Nuke em til they glow then shoot em in the dark.

I'm still curious about

I'm still curious about this:

If one of Obama's health care "goals" is to reduce costs (read: rationing of health care a la Canada or the UK) why even bother with ANY stem cell research?

It's far too expensive, and the people who have diseases treatable by stem cells should, in the words of Tom Daschle, accept the "negative" diagnoses and go home to die and save the cost of further medical treatement for people who are really important.  Like politicians and their families.

I heard Obama's "reasoning" on this issue, and it's 100% pure politics.  He said something about looking at "facts", but goes on to encourage and endorse a line of research that has - and this is a fact - yielded no results.  Also the FACT that an embryo is a human being is lost on these people.

So, Katie, will you one day worry if we don't take the homeless and harvest them for organs, too?  Would protecting them hinder "progress"?

Every day, Obama creates new sins that cry to heaven for vengance.  We will reap the consequences of encouraging this destruction of life.

Aut viam inveniam aut faciam

moderncommentaries

  What a good point!  I hadn't thought it through that far, but it certainly makes sense.  Why develop life-prolonging treatments when you can just send them home to die and save the system all the money (and the cost of development too).  Huh.

ethics in science

In order to remove the question of ethics from science you would first have to remove all motivation for money in science and the governments and institutes that use that science.
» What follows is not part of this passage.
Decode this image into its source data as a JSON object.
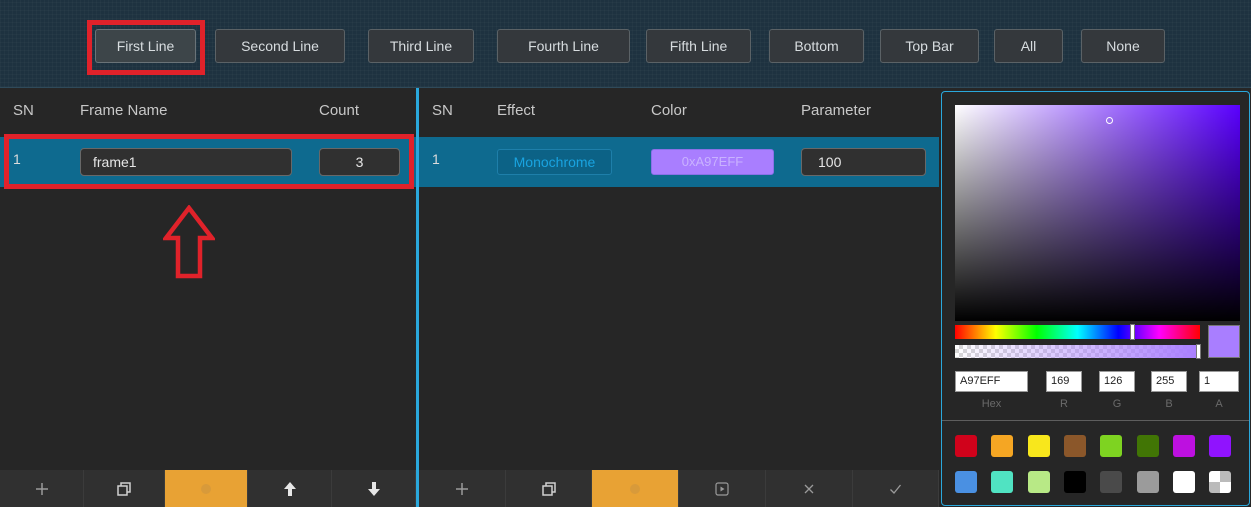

Of course in doing so you would be getting rid of almost all of the motivation for anyone to enter into a scientific field and therefore effectively put an end to most scientific learning.

A person may be won over with logic and reason but the masses must be bought with spectacle and platitudes. - 2008 Elections

Liberals Thirst For Death

To consider that most advances have come from adult stem cells rather than embryos, it is inexplicable the thirst for death that liberals have. The stands against human life from babies to the elderly is staggering. They would save whales, bugs, mice anything but human life. There is the obvious answer and only the obvious answer. We were made in the image of our Creator. This is disdained by most liberal policies and they have lived their lives and sought to impose on us, the destruction of faith in our Creator, and the destruction of His rational creatures.

Obama's science advisors are NOT disinterested

I doubt that Obama's advisors on biological science are any more honest, intelligent, unbiased and disinterested than his advisors on economic science.